Resource Configuration
There is a resource configuration tab while configuring the components.
There is a resource configuration tab while configuring the components.
The Data Pipeline contains an option to configure the resources i.e., Memory & CPU for each component that gets deployed.
There are two types of components-based deployment types:
Docker
Spark
After we save the component and pipeline, The component gets saved with the default configuration of the pipeline i.e. Low, Medium, and High. After the users save the pipeline, we can see the configuration tab in the component. There are multiple things:
There are Request and Limit configurations needed for the Docker components.
The users can see the CPU and Memory options to be configured.
CPU: This is the CPU config where we can specify the number of cores that we need to assign to the component.
Memory: This option is to specify how much memory you want to dedicate to that specific component.
Instances: The number of instances is used for parallel processing. If the users. give N no of instances those many pods will be deployed.

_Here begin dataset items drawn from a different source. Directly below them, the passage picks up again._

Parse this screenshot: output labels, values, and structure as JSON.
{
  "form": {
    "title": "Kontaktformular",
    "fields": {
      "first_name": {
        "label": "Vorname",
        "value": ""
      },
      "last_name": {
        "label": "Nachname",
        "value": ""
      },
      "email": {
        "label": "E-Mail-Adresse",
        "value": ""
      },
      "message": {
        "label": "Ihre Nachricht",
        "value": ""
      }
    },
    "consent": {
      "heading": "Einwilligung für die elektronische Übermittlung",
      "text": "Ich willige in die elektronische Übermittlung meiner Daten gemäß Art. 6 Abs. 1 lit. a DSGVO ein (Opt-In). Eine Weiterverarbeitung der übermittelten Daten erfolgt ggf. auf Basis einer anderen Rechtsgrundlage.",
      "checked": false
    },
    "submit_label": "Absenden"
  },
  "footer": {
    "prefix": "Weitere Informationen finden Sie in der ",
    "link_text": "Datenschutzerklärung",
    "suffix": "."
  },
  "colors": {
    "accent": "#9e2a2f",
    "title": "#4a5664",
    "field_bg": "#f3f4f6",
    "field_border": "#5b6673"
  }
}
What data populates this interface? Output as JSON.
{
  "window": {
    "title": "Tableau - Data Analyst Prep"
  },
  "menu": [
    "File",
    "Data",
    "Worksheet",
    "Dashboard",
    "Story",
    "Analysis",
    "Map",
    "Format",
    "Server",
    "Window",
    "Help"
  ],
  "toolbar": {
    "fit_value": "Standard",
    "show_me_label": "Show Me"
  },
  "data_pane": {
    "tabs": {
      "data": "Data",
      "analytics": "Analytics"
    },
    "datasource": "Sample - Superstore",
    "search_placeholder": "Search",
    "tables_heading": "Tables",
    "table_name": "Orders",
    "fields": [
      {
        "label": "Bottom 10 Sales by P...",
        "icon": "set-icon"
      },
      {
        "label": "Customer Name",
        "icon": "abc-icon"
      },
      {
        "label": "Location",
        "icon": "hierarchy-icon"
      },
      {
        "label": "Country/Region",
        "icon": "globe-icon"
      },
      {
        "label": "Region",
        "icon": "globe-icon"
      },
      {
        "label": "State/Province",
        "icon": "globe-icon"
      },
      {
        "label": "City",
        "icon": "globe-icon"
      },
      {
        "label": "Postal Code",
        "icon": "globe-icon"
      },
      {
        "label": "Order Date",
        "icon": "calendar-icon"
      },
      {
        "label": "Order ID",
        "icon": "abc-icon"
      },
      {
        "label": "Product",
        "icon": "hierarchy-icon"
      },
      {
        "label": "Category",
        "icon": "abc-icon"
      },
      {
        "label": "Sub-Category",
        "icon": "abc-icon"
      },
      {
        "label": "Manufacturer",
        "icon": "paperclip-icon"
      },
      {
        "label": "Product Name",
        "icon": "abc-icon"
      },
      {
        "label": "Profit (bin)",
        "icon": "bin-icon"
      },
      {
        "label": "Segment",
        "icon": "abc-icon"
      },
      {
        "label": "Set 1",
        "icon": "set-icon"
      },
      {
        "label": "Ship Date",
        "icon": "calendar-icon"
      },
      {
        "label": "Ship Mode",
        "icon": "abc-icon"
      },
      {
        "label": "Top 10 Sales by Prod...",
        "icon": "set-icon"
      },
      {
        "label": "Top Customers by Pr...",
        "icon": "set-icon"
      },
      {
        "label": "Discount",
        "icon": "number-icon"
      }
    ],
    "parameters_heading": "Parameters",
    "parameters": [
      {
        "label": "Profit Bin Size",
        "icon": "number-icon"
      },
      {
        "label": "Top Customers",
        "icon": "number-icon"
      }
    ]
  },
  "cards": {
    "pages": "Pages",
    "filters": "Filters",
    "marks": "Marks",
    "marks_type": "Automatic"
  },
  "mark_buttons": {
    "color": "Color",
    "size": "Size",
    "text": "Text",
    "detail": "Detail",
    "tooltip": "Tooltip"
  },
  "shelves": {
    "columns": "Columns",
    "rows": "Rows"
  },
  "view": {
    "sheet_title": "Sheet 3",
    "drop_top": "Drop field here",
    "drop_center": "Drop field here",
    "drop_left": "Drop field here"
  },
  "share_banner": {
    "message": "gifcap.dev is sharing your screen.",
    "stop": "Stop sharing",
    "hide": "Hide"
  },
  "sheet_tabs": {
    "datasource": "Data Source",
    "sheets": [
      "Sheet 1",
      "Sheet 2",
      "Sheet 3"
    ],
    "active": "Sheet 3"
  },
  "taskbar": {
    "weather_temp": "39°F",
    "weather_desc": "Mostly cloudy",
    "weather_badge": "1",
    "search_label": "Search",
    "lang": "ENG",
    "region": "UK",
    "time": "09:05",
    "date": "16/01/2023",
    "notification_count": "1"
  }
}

Spark Component has the option to give the partition factor in the Basic Information tab. This is critical for parallel spark jobs.
Please follow the given example to achieve it:
E.g., If the users need to run 10 parallel spark processes to write the data where the number of inputs Kafka topic partition is 5 then, they will have to set the partition count to 2[i.e., 5*2=10 jobs]. Also, to make it work the number of cores * number of instances should be equal to 10.2 cores * 5
instances =10 jobs.
The configuration of the Spark Components is slightly different from the Docker components. When the spark components are deployed, there are two pods that come up:
Driver
Executor
Provide the Driver and Executor configurations separately.
Instances: The number of instances used for parallel processing. If we give N as the number of instances in the Executor configuration N executor pods will get deployed.